The first instruction (sub sp, sp, #0x10) subtracts the constant value #0x10 from the stack pointer, and updates the stack pointer with the new result. Since the stack pointer contains the address of the top of the stack, this operation grows the stack by 16 bytes. The stack pointer now contains the address 0xe40, while the program counter (pc) register contains the address of the next instruction to execute, or 0x728.

Recall that the str instruction stores a value located in a register into memory. Thus, the next instruction (str w0, [sp, #12]) places the value in w0 (the value of a, or 0x28) at call stack location sp + 12, or 0xe4c. Note that this instruction does not modify the contents of register sp in anyway; it simply stores a value on the call stack. Once this instruction executes, pc advances to the address of the next instruction, or 0x72c.

Next, ldr w0, [sp, #12] executes. Recall the ldr instruction loads a value in memory into a register. By executing this instruction, the CPU replaces the value in register w0 with the value located at stack address sp + 12. While this may seem like a nonsensical operation (0x28 is replaced by 0x28 after all), it highlights a convention where the compiler typically stores function parameters onto the call stack for later use, and then re-loads the into registers as needed. Again, the value stored in the sp register is not impacted by the str operation. As far as the program is concerned, the "top" of the stack is still 0xe40. Once the ldr instruction executes, pc advances to address 0x730.

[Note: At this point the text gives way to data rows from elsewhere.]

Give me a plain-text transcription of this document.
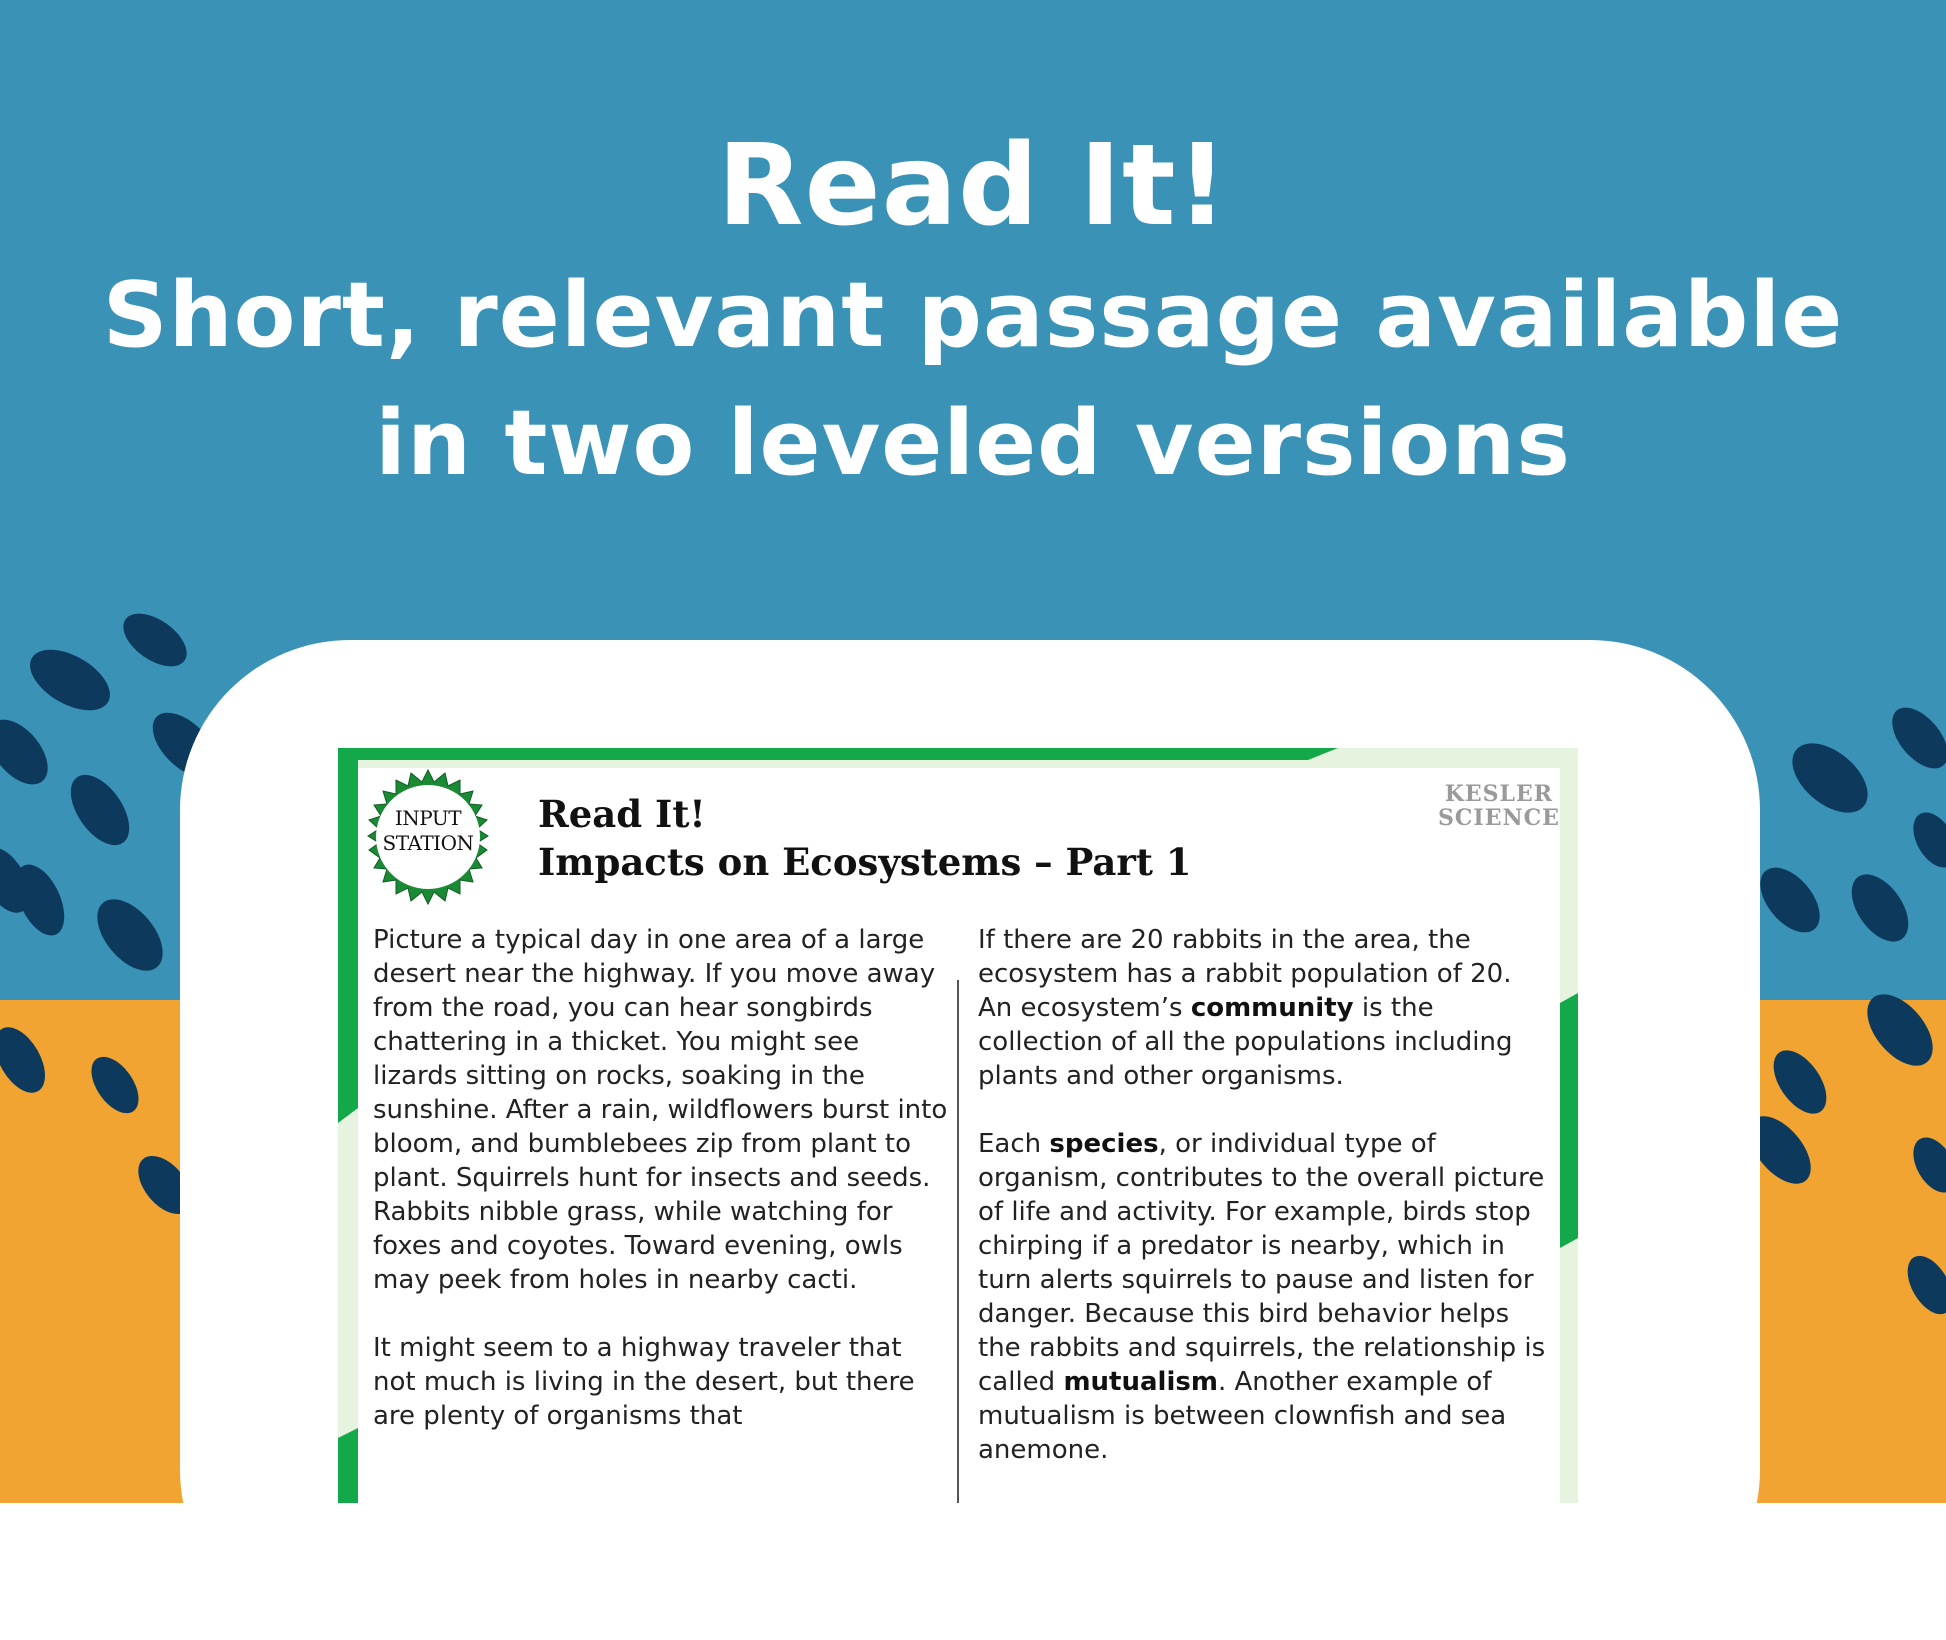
Read It!
Short, relevant passage available
in two leveled versions
INPUT
STATION
Read It!
Impacts on Ecosystems – Part 1
KESLER
SCIENCE

Picture a typical day in one area of a large desert near the highway. If you move away from the road, you can hear songbirds chattering in a thicket. You might see lizards sitting on rocks, soaking in the sunshine. After a rain, wildflowers burst into bloom, and bumblebees zip from plant to plant. Squirrels hunt for insects and seeds. Rabbits nibble grass, while watching for foxes and coyotes. Toward evening, owls may peek from holes in nearby cacti.

It might seem to a highway traveler that not much is living in the desert, but there are plenty of organisms that

If there are 20 rabbits in the area, the ecosystem has a rabbit population of 20. An ecosystem’s community is the collection of all the populations including plants and other organisms.

Each species, or individual type of organism, contributes to the overall picture of life and activity. For example, birds stop chirping if a predator is nearby, which in turn alerts squirrels to pause and listen for danger. Because this bird behavior helps the rabbits and squirrels, the relationship is called mutualism. Another example of mutualism is between clownfish and sea anemone.
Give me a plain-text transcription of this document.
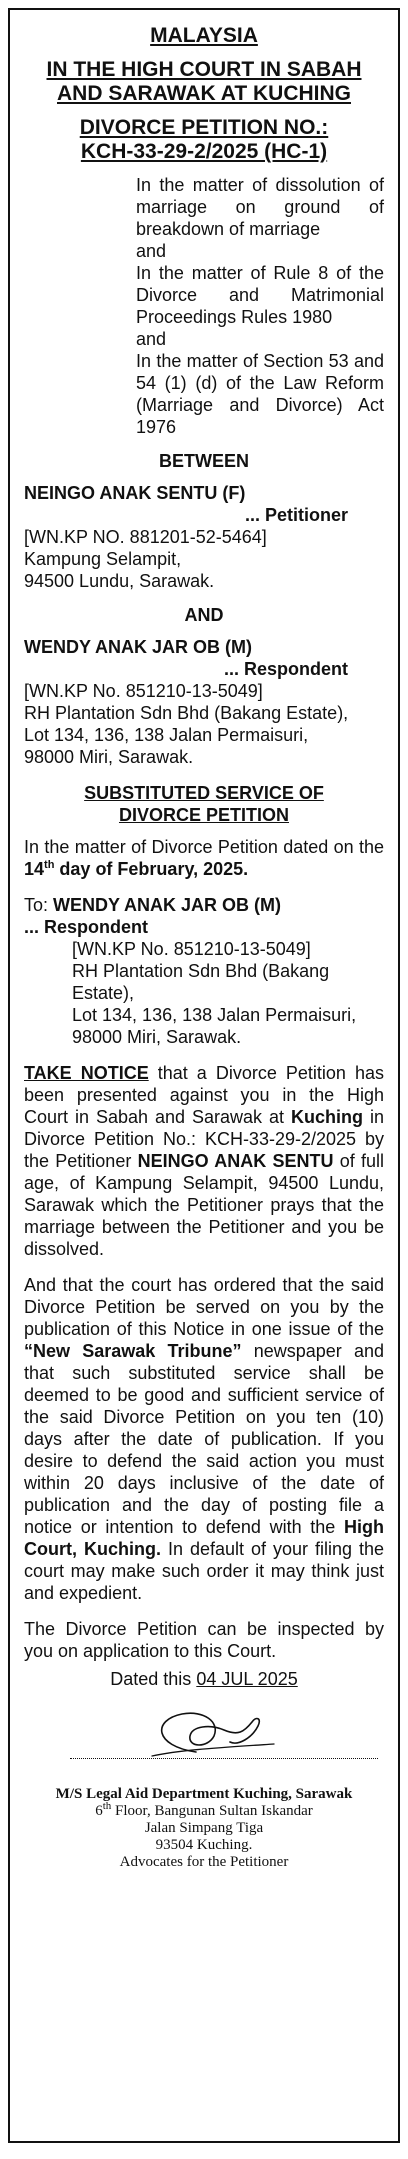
MALAYSIA
IN THE HIGH COURT IN SABAH
AND SARAWAK AT KUCHING
DIVORCE PETITION NO.:
KCH-33-29-2/2025 (HC-1)

In the matter of dissolution of marriage on ground of breakdown of marriage

and

In the matter of Rule 8 of the Divorce and Matrimonial Proceedings Rules 1980

and

In the matter of Section 53 and 54 (1) (d) of the Law Reform (Marriage and Divorce) Act 1976

BETWEEN

NEINGO ANAK SENTU (F)

... Petitioner

[WN.KP NO. 881201-52-5464]

Kampung Selampit,

94500 Lundu, Sarawak.

AND

WENDY ANAK JAR OB (M)

... Respondent

[WN.KP No. 851210-13-5049]

RH Plantation Sdn Bhd (Bakang Estate),

Lot 134, 136, 138 Jalan Permaisuri,

98000 Miri, Sarawak.

SUBSTITUTED SERVICE OF
DIVORCE PETITION

In the matter of Divorce Petition dated on the 14th day of February, 2025.

To: WENDY ANAK JAR OB (M)

... Respondent

[WN.KP No. 851210-13-5049]

RH Plantation Sdn Bhd (Bakang Estate),

Lot 134, 136, 138 Jalan Permaisuri,

98000 Miri, Sarawak.

TAKE NOTICE that a Divorce Petition has been presented against you in the High Court in Sabah and Sarawak at Kuching in Divorce Petition No.: KCH-33-29-2/2025 by the Petitioner NEINGO ANAK SENTU of full age, of Kampung Selampit, 94500 Lundu, Sarawak which the Petitioner prays that the marriage between the Petitioner and you be dissolved.

And that the court has ordered that the said Divorce Petition be served on you by the publication of this Notice in one issue of the “New Sarawak Tribune” newspaper and that such substituted service shall be deemed to be good and sufficient service of the said Divorce Petition on you ten (10) days after the date of publication. If you desire to defend the said action you must within 20 days inclusive of the date of publication and the day of posting file a notice or intention to defend with the High Court, Kuching. In default of your filing the court may make such order it may think just and expedient.

The Divorce Petition can be inspected by you on application to this Court.

Dated this 04 JUL 2025

M/S Legal Aid Department Kuching, Sarawak

6th Floor, Bangunan Sultan Iskandar

Jalan Simpang Tiga

93504 Kuching.

Advocates for the Petitioner
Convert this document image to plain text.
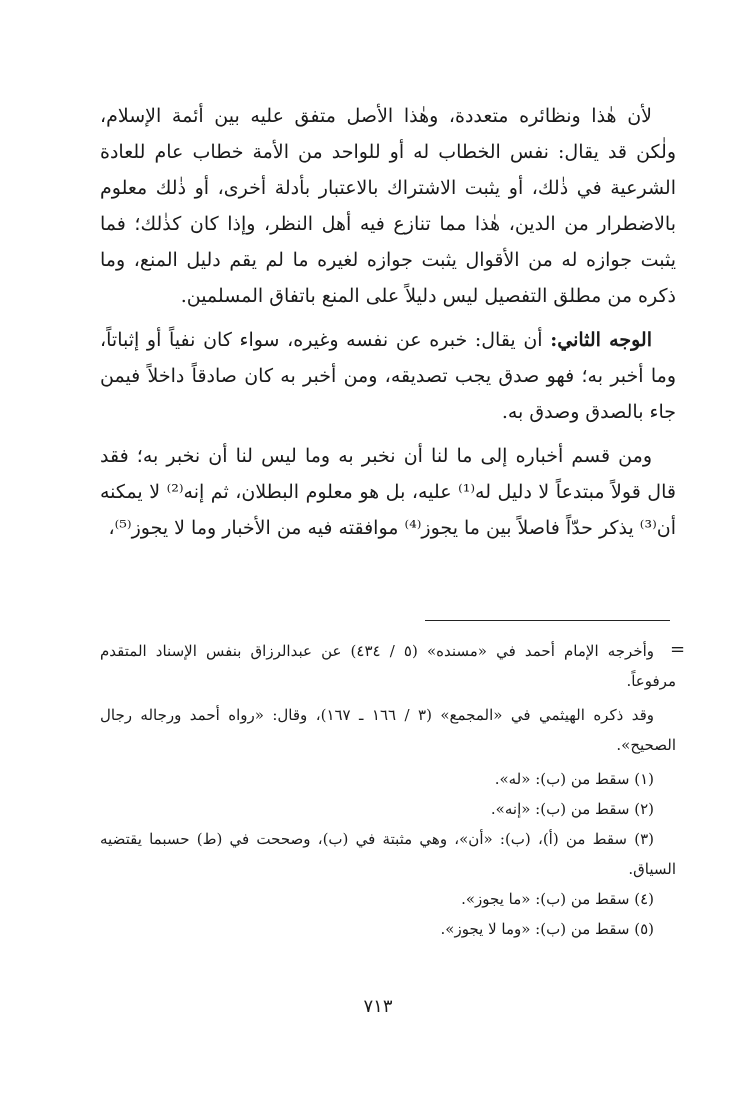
لأن هٰذا ونظائره متعددة، وهٰذا الأصل متفق عليه بين أئمة الإسلام، ولٰكن قد يقال: نفس الخطاب له أو للواحد من الأمة خطاب عام للعادة الشرعية في ذٰلك، أو يثبت الاشتراك بالاعتبار بأدلة أخرى، أو ذٰلك معلوم بالاضطرار من الدين، هٰذا مما تنازع فيه أهل النظر، وإذا كان كذٰلك؛ فما يثبت جوازه له من الأقوال يثبت جوازه لغيره ما لم يقم دليل المنع، وما ذكره من مطلق التفصيل ليس دليلاً على المنع باتفاق المسلمين.

الوجه الثاني: أن يقال: خبره عن نفسه وغيره، سواء كان نفياً أو إثباتاً، وما أخبر به؛ فهو صدق يجب تصديقه، ومن أخبر به كان صادقاً داخلاً فيمن جاء بالصدق وصدق به.

ومن قسم أخباره إلى ما لنا أن نخبر به وما ليس لنا أن نخبر به؛ فقد قال قولاً مبتدعاً لا دليل له⁽¹⁾ عليه، بل هو معلوم البطلان، ثم إنه⁽²⁾ لا يمكنه أن⁽³⁾ يذكر حدّاً فاصلاً بين ما يجوز⁽⁴⁾ موافقته فيه من الأخبار وما لا يجوز⁽⁵⁾،

=

وأخرجه الإمام أحمد في «مسنده» (٥ / ٤٣٤) عن عبدالرزاق بنفس الإسناد المتقدم مرفوعاً.

وقد ذكره الهيثمي في «المجمع» (٣ / ١٦٦ ـ ١٦٧)، وقال: «رواه أحمد ورجاله رجال الصحيح».

(١) سقط من (ب): «له».

(٢) سقط من (ب): «إنه».

(٣) سقط من (أ)، (ب): «أن»، وهي مثبتة في (ب)، وصححت في (ط) حسبما يقتضيه السياق.

(٤) سقط من (ب): «ما يجوز».

(٥) سقط من (ب): «وما لا يجوز».

٧١٣
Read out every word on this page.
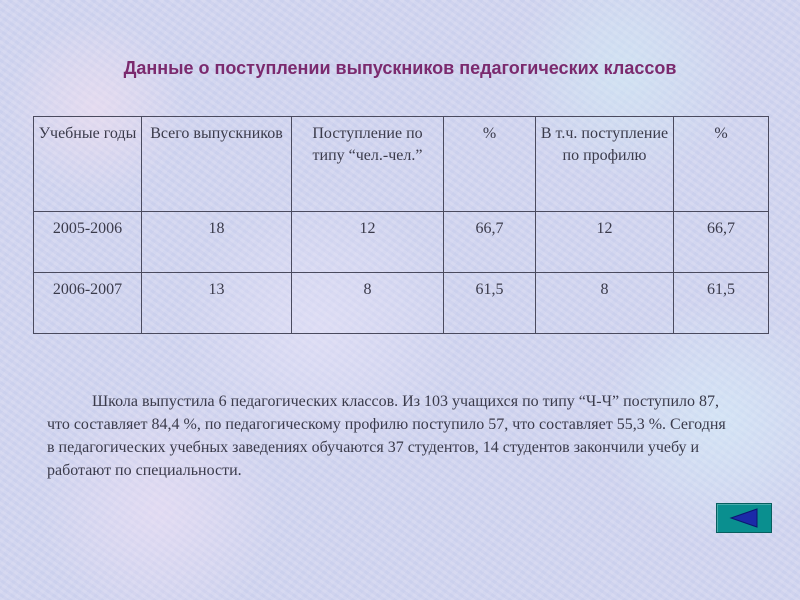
Данные о поступлении выпускников педагогических классов
Учебные годы	Всего выпускников	Поступление по типу “чел.-чел.”	%	В т.ч. поступление по профилю	%
2005-2006	18	12	66,7	12	66,7
2006-2007	13	8	61,5	8	61,5

Школа выпустила 6 педагогических классов. Из 103 учащихся по типу “Ч-Ч” поступило 87, что составляет 84,4 %, по педагогическому профилю поступило 57, что составляет 55,3 %. Сегодня в педагогических учебных заведениях обучаются 37 студентов, 14 студентов закончили учебу и работают по специальности.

Afterwards, add w0, w0, #0x2 executes. Recall that the add instruction has the form add D, O1, O2 and places O1 + O2 in the destination register D. So, add w0, w0, #0x2 adds the constant value #0x2 to the value stored in w0 (0x28), resulting in 0x2A being stored in register w0. Register pc advances to the next instruction to be executed, or 0x734.

The next instruction that executes is add sp, sp, #0x10. This instruction adds 16 bytes to the address stored in sp. Since the stack grows toward lower addresses, adding 16 bytes to the stack pointer consequently shrinks the stack, and reverts sp to its original value of 0xe50. The pc register then advances to 0x738.

Recall that the purpose of the call stack is to store the temporary data that each function uses as it executes in the context of a larger program. By convention, the stack "grows" at the beginning of a function call, and reverts to its original state once the function ends. As a result, it is common to see a sub sp, sp, #v instruction (where #v is some constant value v) at the beginning of a function, and add sp, sp, #v at the end.

The last instruction that executes is ret. We will talk more about what ret does in future sections when we discuss function calls, but it for now it suffices to know that ret prepares the call stack for returning from a function. By convention, the register x0 always contains the return value (if one exists). In this case, since adder2() is of type int, the return value is stored in component register w0 and the function returns the value 0x2A, or 42.